Беспокойство вызывала и личная гвардия Петра, которую отчего-то он называл Потешным полком. Все высоченные, со статью, как и подобает гвардейцам. Своим присутствием они могли бы украсить любой европейский двор, но малая численность и отсутствие боевого опыта делали их совершенно беззубыми.
И все-таки у графа оставались некоторые сомнения. Настораживало упорство, с которым русские брались за всякое дело. Если они будут столь же настойчивы в сражениях, то способны преподнести Карлу немало неприятных сюрпризов.
Отпустив поводья, граф неспешна ехал по уснувшим московским улочкам. Город спал крепенько, невысокие дома погружеы в плотную темноту. Но на душе отчего-то было тревожно. Где-то на соседней улице громко переговаривалась стража, предостерегающе позвякивая оружием.
Добравшись до заставы, граф Нильсон решил подождать до утра. Самое благоразумное — отправляться в дорогу с рассветом. Ночью разбойники шалят немилосердно, а потому без церемоний вытрясут все карманы вместе с душой.
У кабака, находившегося на въезде в город, граф остановился. Громким стуком переполошил хозяина.
— Чего тебе? — невесело произнес тот, освещая полыхающим факелом гостя.
— Я хотел переночевать, — произнес граф, стараясь четко произносить каждое слово.
— Ну проходь, коли так, — смягчился хозяина. — Давай коня… За ворота заведу. Не ровен час… Хотя у нас-то особенно не побезобразничаешь. — Кивнув на стрельцов, расположившихся у костра, добавил: — Вон она, застава!
Протопали в просторную избу, пропахшую жженым воском и настоянным пивом. У небольших окон — три стола, за одним из которых сидели два стрельца. Утопив усы в глубоких кружках, они попивали пиво. Граф почувствовал, что очень устал и едва держится на ногах. Сейчас ему хотелось единственного — добраться до постели и плюхнуться на нее ничком, не раздеваясь.
— Может господарь вина желает? — угодливо спросил хозяин. — Оно у нас славное. Итальянское.
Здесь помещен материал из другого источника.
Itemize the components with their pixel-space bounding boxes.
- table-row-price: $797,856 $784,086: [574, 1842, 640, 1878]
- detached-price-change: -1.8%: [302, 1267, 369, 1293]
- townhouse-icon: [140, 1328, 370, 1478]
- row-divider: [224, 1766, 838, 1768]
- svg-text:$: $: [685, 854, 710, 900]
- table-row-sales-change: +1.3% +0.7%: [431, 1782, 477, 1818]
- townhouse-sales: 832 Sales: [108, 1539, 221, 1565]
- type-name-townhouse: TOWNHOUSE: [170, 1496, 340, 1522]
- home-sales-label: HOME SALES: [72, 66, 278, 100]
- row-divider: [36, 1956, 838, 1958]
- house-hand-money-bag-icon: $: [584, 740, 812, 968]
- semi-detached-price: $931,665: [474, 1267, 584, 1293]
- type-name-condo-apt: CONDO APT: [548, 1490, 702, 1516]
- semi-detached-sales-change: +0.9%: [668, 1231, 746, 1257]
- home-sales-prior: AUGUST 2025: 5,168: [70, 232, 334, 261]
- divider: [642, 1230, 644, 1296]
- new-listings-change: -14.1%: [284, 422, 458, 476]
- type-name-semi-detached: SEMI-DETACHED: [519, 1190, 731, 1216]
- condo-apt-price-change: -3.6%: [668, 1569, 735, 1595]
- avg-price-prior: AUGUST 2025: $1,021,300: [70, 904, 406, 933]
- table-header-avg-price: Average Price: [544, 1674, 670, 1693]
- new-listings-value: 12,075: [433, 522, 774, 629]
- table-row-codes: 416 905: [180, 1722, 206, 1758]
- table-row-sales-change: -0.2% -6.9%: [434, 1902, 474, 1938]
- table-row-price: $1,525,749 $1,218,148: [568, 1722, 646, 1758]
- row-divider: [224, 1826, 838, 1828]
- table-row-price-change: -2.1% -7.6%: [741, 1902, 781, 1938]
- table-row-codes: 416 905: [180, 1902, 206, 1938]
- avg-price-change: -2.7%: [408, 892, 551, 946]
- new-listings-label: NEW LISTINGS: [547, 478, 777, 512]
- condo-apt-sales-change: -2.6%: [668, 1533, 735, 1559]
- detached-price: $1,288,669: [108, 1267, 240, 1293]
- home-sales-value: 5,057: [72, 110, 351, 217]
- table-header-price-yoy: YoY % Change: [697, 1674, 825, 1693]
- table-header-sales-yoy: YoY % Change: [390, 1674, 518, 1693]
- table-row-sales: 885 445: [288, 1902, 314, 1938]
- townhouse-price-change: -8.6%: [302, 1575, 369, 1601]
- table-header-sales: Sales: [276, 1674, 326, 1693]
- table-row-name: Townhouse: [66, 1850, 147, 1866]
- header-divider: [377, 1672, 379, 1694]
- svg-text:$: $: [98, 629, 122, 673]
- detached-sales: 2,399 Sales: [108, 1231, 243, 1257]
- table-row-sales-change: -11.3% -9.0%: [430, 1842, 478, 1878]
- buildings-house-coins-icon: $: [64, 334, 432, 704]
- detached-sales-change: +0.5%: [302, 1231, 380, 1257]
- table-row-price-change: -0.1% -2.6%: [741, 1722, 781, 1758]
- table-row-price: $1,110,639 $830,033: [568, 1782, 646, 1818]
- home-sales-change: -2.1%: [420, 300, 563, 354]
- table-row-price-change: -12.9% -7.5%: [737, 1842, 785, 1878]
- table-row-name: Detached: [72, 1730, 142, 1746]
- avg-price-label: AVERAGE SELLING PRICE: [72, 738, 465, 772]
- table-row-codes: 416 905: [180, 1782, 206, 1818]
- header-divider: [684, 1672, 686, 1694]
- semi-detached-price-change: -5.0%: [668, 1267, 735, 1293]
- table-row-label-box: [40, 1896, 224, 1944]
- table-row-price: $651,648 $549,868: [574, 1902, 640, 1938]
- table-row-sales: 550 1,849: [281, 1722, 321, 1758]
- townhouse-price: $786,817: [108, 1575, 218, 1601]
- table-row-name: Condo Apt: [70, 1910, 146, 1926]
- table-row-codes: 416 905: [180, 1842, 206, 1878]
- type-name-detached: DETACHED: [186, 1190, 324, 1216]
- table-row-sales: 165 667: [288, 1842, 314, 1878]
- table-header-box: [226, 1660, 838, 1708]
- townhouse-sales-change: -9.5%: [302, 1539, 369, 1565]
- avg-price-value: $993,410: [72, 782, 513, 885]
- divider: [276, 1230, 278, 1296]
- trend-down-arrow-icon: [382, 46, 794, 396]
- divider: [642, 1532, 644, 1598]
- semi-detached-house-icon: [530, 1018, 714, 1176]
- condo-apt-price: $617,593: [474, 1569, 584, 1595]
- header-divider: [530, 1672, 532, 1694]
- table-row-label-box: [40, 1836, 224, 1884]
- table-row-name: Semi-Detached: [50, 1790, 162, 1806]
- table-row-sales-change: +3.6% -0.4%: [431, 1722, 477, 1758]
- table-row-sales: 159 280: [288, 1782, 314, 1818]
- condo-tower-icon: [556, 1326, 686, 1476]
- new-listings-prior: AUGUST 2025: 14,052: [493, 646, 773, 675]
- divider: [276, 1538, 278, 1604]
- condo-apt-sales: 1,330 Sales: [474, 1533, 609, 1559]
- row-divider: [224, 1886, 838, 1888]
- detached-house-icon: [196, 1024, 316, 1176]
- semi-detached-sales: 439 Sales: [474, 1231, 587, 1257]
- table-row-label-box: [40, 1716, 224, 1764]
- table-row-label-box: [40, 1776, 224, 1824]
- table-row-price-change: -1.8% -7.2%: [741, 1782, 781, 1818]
День был длинный. Проехав более двухсот верст, Матс Нильсон остановился только дважды: перед самой Москвой у графа Ангальта, служившего при дворе Петра капитаном, и уже в самой столице у барона Христофора Валлина. Возможно, он остался бы в Москве еще на несколько дней, благо к этому располагала благосклонность местных красавиц, но сведения, полученные от графа Ангальта, были настолько важны, что их следовало немедленно доставить королю. А из его слов выходило, что в ближайшее время царь намеревался отправить к курфюрсту Саксонии, непримиримому противнику Швеции, послов для мирового соглашения. Намечался двойственный союз, который со временем мог превратиться в откровенную коалицию. Направленную против Швеции.